Nociceptin/orphanin FQ (N/OFQ) peptide (NOP) receptor antagonists proved to be effective in alleviating experimental parkinsonism. Nonetheless, loss of effectiveness or even worsening of parkinsonian symptoms have been observed at high doses. With the aim of clarifying the circuitry underlying the dual action of NOP receptor antagonists and the role of endogenous dopamine, the NOP receptor antagonist 1-benzyl-N-[3-[spiroisobenzofuran-1(3H),4'-piperidin-1-yl]propyl]pyrrolidine-2-carboxamide (Compound 24) and the D(2)/D(3) receptor antagonist raclopride were used in 6-hydroxydopamine hemilesioned rats.

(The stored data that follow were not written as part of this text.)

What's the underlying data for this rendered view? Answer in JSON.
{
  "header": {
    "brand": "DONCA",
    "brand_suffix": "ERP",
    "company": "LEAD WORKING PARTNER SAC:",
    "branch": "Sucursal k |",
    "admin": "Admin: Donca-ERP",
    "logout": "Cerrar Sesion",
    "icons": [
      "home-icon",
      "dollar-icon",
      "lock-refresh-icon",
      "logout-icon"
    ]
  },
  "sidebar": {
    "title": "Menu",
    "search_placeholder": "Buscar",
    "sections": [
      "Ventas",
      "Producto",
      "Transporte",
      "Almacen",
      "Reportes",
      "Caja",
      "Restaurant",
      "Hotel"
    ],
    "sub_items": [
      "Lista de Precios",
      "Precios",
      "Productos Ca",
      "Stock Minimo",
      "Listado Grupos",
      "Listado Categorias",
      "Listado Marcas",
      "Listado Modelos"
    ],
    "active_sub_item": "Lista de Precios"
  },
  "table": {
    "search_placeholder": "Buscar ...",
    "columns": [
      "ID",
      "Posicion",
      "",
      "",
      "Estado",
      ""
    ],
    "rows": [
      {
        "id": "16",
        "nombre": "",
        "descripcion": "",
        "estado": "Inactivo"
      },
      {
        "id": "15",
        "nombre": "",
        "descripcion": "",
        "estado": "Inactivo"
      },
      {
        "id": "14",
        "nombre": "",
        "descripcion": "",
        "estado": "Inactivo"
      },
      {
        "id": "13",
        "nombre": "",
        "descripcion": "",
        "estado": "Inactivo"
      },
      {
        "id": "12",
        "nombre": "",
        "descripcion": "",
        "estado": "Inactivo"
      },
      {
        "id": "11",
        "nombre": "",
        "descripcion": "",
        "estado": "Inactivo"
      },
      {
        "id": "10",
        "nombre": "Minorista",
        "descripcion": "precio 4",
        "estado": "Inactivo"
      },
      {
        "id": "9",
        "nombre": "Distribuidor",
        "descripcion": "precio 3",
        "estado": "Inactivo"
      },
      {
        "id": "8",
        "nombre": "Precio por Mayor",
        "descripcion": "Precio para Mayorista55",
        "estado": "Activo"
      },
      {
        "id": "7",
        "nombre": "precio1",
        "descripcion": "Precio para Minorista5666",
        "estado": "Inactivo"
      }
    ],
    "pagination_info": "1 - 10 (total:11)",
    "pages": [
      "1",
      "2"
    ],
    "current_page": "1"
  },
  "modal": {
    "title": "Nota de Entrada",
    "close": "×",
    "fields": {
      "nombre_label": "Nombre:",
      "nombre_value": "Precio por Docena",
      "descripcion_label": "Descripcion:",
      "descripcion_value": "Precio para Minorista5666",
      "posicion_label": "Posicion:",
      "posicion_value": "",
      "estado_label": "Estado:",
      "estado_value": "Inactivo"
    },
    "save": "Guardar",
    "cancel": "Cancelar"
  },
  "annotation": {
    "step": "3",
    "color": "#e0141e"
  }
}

Systemically administered Compound 24 improved motor activity in the 0.1-10mg/kg dose range being ineffective at 30 mg/kg. To confirm NOP selectivity, Compound 24 improved motor performance in wild-type mice at 1 and 10mg/kg and inhibited it at 60 mg/kg, being ineffective in NOP receptor knockout mice. To prove that the bell-shaped profile was mediated by nigral NOP receptors, reverse dialysis of Compound 24 (0.03 μM) in substantia nigra reticulata ameliorated akinesia whereas Compound 24 (3 μM) was ineffective. To demonstrate that motor responses were mediated by tuning inhibitory and excitatory inputs to nigro-thalamic neurons, the low concentration elevated GABA and reduced glutamate in substantia nigra, simultaneously reducing GABA levels in ventro-medial thalamus. Conversely, the higher concentration reduced nigral and elevated thalamic GABA, without affecting nigral glutamate levels. Co-perfusion with raclopride (1 μM) abolished the antiakinetic action of Compound 24 (0.03 μM) and turned the ineffectiveness of Compound 24 (3 μM) into an antiakinetic effect. The low concentration reduced nigral but did not affect thalamic GABA whereas the higher concentration elevated nigral and reduced thalamic GABA. Neither concentration affected nigral glutamate. We conclude that dual motor effects of Compound 24 in hemiparkinsonian rats are accomplished through blockade of nigral NOP receptors resulting in opposite modulation of nigro-thalamic neurons. Endogenous dopamine contributes to these responses affecting the level of GABAergic inhibition of the nigral output via D(2)/D(3) receptors.
孤啡肽/孤啡肽 FQ(N/OFQ)肽(NOP)受体拮抗剂已被证明可有效缓解实验性帕金森病。然而,在高剂量下,其有效性会降低甚至帕金森病症状恶化。为了阐明 NOP 受体拮抗剂双重作用的潜在机制以及内源性多巴胺的作用,NOP 受体拮抗剂 1-苄基-N-[3-[螺异苯并呋喃-1(3H),4'-哌啶基]丙基]吡咯烷-2-羧酰胺(化合物 24)和 D2/D3 受体拮抗剂雷氯必利被用于 6-羟多巴胺半侧损伤大鼠中。系统给予化合物 24 可改善 0.1-10mg/kg 剂量范围内的运动活动,而 30mg/kg 剂量无效。为了证实 NOP 受体选择性,化合物 24 在野生型小鼠中在 1mg/kg 和 10mg/kg 剂量下改善运动表现,而在 60mg/kg 剂量下抑制运动表现,在 NOP 受体敲除小鼠中无效。为了证明钟形曲线是由黑质 NOP 受体介导的,黑质网状部的化合物 24(0.03μM)的逆行透析改善了运动不能,而化合物 24(3μM)无效。为了证明运动反应是通过调节黑质-丘脑神经元的抑制性和兴奋性输入来介导的,低浓度增加了黑质中的 GABA 并减少了谷氨酸,同时减少了腹侧内侧丘脑中的 GABA 水平。相反,较高的浓度降低了黑质和升高了丘脑 GABA,而不影响黑质中的谷氨酸水平。与雷氯必利(1μM)共灌注消除了化合物 24(0.03μM)的抗运动不能作用,并将化合物 24(3μM)的无效作用转化为抗运动不能作用。低浓度降低了黑质中的 GABA,但不影响丘脑中的 GABA,而高浓度升高了黑质中的 GABA,降低了丘脑中的 GABA。两种浓度都不影响黑质中的谷氨酸。我们得出结论,化合物 24 在半帕金森病大鼠中的双重运动作用是通过阻断黑质 NOP 受体来实现的,从而导致黑质-丘脑神经元的相反调节。内源性多巴胺通过 D2/D3 受体影响黑质输出的 GABA 抑制水平,从而对这些反应做出贡献。